И лицо у него было черное, а глаза красные.

— Провалился в кабан, — сказал он хрипло.

— Хоть есть что домой нести, — у матери искривились губы, словно она улыбалась…

— Живой он, мать, — сказал Митро. Он выглядывал из-за плеча отца, тоже чумазый, страшный, но сверкнул белыми зубами, впрочем, незаконная эта улыбка мигом погасла, точно зарница в ночи над дальними горами, — успел выскочить. И мы успели. Живой. Только обгорел сильно. Ну, до свадьбы заживет…
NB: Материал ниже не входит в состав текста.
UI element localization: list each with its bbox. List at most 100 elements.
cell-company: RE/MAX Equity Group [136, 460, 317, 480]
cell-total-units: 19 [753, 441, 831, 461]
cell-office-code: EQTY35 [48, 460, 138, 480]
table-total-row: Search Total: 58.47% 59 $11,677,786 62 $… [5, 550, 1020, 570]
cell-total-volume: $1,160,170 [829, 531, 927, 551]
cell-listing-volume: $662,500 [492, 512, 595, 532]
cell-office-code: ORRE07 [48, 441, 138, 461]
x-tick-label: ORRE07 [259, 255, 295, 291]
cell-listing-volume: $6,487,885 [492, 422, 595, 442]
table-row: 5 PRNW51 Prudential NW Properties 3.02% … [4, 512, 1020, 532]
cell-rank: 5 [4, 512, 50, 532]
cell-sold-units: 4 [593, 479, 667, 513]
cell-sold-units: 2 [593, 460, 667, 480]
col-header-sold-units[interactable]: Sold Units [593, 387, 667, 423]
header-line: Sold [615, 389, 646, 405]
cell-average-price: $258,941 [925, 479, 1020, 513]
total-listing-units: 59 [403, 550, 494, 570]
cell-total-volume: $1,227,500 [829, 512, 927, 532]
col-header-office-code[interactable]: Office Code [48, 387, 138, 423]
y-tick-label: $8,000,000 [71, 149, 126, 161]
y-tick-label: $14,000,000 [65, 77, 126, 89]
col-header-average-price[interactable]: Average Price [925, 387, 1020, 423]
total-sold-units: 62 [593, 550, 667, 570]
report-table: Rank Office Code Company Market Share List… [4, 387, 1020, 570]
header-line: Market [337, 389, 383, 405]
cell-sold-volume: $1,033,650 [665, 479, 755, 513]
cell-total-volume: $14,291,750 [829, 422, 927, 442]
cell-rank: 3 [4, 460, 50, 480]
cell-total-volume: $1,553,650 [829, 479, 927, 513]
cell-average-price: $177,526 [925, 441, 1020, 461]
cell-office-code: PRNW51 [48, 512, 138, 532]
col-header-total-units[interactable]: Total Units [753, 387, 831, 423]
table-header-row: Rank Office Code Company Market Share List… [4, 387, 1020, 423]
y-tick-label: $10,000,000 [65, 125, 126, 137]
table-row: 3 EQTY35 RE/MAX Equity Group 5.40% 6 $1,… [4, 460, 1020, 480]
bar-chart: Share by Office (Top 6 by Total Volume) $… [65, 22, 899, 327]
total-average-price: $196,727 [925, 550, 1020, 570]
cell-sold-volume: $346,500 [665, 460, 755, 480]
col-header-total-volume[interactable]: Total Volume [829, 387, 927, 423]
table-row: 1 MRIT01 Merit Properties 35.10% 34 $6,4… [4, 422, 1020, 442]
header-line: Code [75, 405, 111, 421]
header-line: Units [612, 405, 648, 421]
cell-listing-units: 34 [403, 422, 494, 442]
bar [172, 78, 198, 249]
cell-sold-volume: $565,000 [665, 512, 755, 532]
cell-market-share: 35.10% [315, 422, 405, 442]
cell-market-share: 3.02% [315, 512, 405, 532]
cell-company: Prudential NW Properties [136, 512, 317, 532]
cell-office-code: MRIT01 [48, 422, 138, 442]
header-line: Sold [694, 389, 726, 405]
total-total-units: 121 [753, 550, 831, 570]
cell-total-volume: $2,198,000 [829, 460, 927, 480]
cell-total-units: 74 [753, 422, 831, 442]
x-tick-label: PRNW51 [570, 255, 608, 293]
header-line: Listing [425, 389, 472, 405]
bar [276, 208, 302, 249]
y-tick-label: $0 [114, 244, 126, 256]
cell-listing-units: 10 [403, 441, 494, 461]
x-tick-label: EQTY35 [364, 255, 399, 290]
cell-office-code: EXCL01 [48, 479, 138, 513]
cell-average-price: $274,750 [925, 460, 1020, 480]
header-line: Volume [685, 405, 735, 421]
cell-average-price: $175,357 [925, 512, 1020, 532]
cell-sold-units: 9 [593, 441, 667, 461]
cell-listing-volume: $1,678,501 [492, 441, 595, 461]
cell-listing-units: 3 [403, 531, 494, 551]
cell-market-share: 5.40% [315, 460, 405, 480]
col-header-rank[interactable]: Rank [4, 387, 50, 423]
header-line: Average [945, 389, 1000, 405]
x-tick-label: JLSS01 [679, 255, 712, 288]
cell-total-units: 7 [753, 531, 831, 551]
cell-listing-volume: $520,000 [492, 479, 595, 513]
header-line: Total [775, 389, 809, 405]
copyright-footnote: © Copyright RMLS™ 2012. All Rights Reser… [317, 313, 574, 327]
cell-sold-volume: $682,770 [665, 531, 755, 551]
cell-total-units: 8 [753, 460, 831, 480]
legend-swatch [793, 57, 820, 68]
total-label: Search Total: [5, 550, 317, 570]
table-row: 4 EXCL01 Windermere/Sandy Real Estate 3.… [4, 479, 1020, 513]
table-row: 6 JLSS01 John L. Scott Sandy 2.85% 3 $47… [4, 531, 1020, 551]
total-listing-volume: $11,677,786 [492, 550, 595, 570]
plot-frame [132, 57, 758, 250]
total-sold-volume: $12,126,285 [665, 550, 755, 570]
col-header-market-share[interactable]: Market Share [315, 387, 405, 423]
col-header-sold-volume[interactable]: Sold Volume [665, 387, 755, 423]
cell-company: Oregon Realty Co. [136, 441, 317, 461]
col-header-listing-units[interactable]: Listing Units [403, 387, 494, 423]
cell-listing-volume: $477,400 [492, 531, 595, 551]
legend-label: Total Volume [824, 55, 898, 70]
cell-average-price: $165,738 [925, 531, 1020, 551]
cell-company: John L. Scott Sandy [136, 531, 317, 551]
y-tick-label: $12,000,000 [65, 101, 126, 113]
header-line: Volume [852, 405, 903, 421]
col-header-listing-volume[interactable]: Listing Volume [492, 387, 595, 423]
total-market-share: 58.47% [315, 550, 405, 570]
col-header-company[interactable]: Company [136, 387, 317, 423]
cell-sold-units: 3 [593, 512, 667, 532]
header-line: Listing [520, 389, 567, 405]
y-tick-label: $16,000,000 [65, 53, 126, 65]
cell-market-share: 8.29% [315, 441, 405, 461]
Мать, наконец, заплакала, тихо, словно бы с облегчением, и пошла рядом с носилками, заглядывая в лицо лежащему там Роману — тот, видно, очнулся, и Ганка слышала, как он постанывает от боли и скрипит зубами.

— Роман, — она выглянула из-за батиной спины, стараясь поймать взгляд брата.

Роман повернул на бок голову — ресниц у него больше не было, и бровей не было, а лицо все в черной корке, словно бы спекшееся, но глаза целые, хотя веки словно бы вывернуты наружу и оттого глаза казались голые…

— Ну что, коза, — вытолкнул Роман из черного рта — накликала?

* * *

— Матуся дала мне по уху, — сказала Ганка, — а Роман отворачивается к стене и молчит. А батя с Митро говорят, чтобы я больше не ходила к ним. Потому что я глазливая. И теперь им Василь еду носит, хотя он маленький еще. А отец Маркиан как меня видит, плюется. Тьху, говорит, на тебя, блудодейка.

На Ганку, раз уж она не ходила больше на куренную поляну, матуся навалила уйму всякой работы. И эльфенок пропал, как не было — хотя Ганка все ждала, что он появится, все оглядывалась — и на речке, и на выгоне… И уж совсем затосковав, пошла к коряжке, и вот он, тут — выскочил из-за орешника, где до того прятался, никому не видимый. Ганка сначала обрадовалась, а потом рассердилась — вот он, эльфенок, и ничего ему не делается, а все тумаки достаются ей, Ганке. Ей хотелось, чтобы эльфенок чувствовал себя виноватым, а он сидит себе, как ни в чем не бывало.

— А я знал, что ты придешь, — венок у него был из дубовых листьев, и листья эти отличали червонным золотом. Еще в венок были вплетены гроздья рябины. Красиво. — Во сне видел.

— А зачем я пришла, не знаешь? — спросила она сурово. — Я пришла, чтобы сказать, что нам нельзя больше видеться. И не бегай за мной!

— Разве я бегаю? — таращит свои зеленые глаза эльфенок. — Это ты за мной бегаешь!

— Я? Бегаю? — Ганка аж задохнулась от возмущения. — Ах ты, нечисть лесная! Да я… Да я ненавижу тебя! Ты мне всю жизнь испортил!

— Ганка, Ганка, я ж не хотел ничего плохого, — эльфенок, чтобы угодить ей, надел портки, и теперь сидел на их коряжке, смешно ерзая, потому что портки с непривычки ему мешали. — Разве я тебя чем обидел, Ганка? Мы же… даже не лежали вместе.